Bug Bounty Program

Furucombo Bug Bounty Program

Program Overview

The Furucombo team has been seeking to combine the merits of every kind of DeFi protocol to create the most comprehensive DeFi aggregator platform on Ethereum. The structure of Furucombo is composed of Proxy Contract and Handler Contracts. The security of our system is of paramount importance to us. While we keep conducting professional audits for the whole system, a bug bounty program is necessary to further ensure the platform’s safety.

This program is intended to work with independent security researchers across the globe and set out our definition of good faith in the context of finding and reporting vulnerabilities, as well as what users can expect from us in return. Should you encounter a security vulnerability in one of our products, we want to hear from you. We believe that the Furucombo ecosystem will be further bolstered with support from our community.

Scope

The scope of the bug bounty will be applicable for the following repositories and sites:

Note: Other issues found outside of the locations mentioned above, will be considered on a case by case basis, please, reach out to the Furucombo development team for clarification.

Rewards

The value of rewards will vary depending on severity as judged by the Furucombo team. The severity of a bug will be assessed according to the OWASP risk rating model based on Impact and Likelihood:

  • Note: Up to $100 USD

  • Low: $100 — $1,000 USD

  • Medium: $1,000 — $5,000 USD

  • High: $5,000 — $20,000 USD

  • Critical: $20,000 — $250,000 USD

Furucombo team determines the eligibility of vulnerability, scores, and whether a reward is granted at its sole and own discretion. The payouts will be denominated in USD and be paid in COMBO tokens.

Disclosure

Any vulnerability or bug discovered must be reported only to the following email: [email protected]

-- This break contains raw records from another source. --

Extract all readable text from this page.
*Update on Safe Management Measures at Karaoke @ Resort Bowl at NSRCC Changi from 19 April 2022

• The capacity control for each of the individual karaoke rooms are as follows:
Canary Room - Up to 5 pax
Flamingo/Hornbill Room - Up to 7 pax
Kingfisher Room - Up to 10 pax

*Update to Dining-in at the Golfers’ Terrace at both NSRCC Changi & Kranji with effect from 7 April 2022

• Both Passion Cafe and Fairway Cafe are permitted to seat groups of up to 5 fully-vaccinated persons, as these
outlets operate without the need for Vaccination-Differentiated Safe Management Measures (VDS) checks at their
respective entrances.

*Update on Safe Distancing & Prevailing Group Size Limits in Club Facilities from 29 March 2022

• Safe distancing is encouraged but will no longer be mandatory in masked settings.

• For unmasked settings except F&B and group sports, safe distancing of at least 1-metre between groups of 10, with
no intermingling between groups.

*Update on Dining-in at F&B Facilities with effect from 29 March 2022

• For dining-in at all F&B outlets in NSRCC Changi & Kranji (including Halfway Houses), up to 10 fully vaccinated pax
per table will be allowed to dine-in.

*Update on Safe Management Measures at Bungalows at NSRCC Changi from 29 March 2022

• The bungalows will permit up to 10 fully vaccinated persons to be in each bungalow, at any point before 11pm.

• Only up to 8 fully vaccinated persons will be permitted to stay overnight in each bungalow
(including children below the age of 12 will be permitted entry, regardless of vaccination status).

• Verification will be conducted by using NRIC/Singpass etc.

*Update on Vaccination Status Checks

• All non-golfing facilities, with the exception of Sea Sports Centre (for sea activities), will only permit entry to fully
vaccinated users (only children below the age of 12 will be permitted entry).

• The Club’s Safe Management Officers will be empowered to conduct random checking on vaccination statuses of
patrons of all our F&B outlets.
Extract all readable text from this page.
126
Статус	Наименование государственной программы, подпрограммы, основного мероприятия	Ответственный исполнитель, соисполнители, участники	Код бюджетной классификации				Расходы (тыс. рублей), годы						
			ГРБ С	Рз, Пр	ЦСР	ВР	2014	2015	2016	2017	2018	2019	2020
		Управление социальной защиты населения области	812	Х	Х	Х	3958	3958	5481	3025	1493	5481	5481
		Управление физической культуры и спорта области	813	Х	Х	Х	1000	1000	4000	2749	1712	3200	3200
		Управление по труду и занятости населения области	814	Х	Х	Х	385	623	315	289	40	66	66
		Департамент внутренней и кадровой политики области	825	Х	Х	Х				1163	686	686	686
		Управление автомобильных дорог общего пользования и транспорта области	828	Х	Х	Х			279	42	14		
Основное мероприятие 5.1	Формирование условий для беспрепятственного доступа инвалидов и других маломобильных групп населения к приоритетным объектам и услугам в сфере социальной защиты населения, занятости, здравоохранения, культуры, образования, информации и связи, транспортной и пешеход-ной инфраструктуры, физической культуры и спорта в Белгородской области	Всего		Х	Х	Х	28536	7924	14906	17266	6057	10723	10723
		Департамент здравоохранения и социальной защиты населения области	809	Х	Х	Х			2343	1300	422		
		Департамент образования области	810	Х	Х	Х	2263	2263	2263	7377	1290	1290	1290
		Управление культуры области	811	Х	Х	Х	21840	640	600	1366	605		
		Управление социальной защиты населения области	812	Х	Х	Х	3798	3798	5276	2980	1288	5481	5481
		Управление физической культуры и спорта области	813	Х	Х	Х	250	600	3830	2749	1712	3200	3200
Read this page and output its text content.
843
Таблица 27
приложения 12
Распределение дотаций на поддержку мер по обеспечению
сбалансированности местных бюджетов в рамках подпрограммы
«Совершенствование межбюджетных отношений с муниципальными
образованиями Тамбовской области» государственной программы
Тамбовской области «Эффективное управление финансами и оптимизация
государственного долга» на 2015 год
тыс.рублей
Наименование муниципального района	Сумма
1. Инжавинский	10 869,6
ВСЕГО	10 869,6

  • Please do not disclose any vulnerability or bug to the public or to any person.

  • Please limit each submission to one issue.

  • Please provide sufficient detail in your disclosure, including a description of the bug, its potential impact, and steps for reproducing it or proof of concept, to enable the Furucombo team to quickly understand, reproduce, and address the vulnerability promptly.

A detailed report of a vulnerability increases the likelihood of a reward and may increase the reward amount.

Rules for the Bounty

  • Identify an original, previously unreported, non-public vulnerability within the scope of the Furucombo bug bounty program.

  • Provide sufficient information to reproduce the problem to enable the Furucombo team to address the issue.

  • Do not exploit the vulnerability in any way, including through making it public or by obtaining a profit.

  • Duplicated issues are not eligible for reward. The first submission would be the eligible one.

  • Avoid privacy violations, destruction of data, interruption, degradation, or any malicious attack on Furucombo.

Breaking or neglecting any of the rules mentioned above will be a violation of the Furucombo Bug Bounty Program. Furucombo reserves the right to modify or cancel the program at Furucombo’s sole discretion and at any time.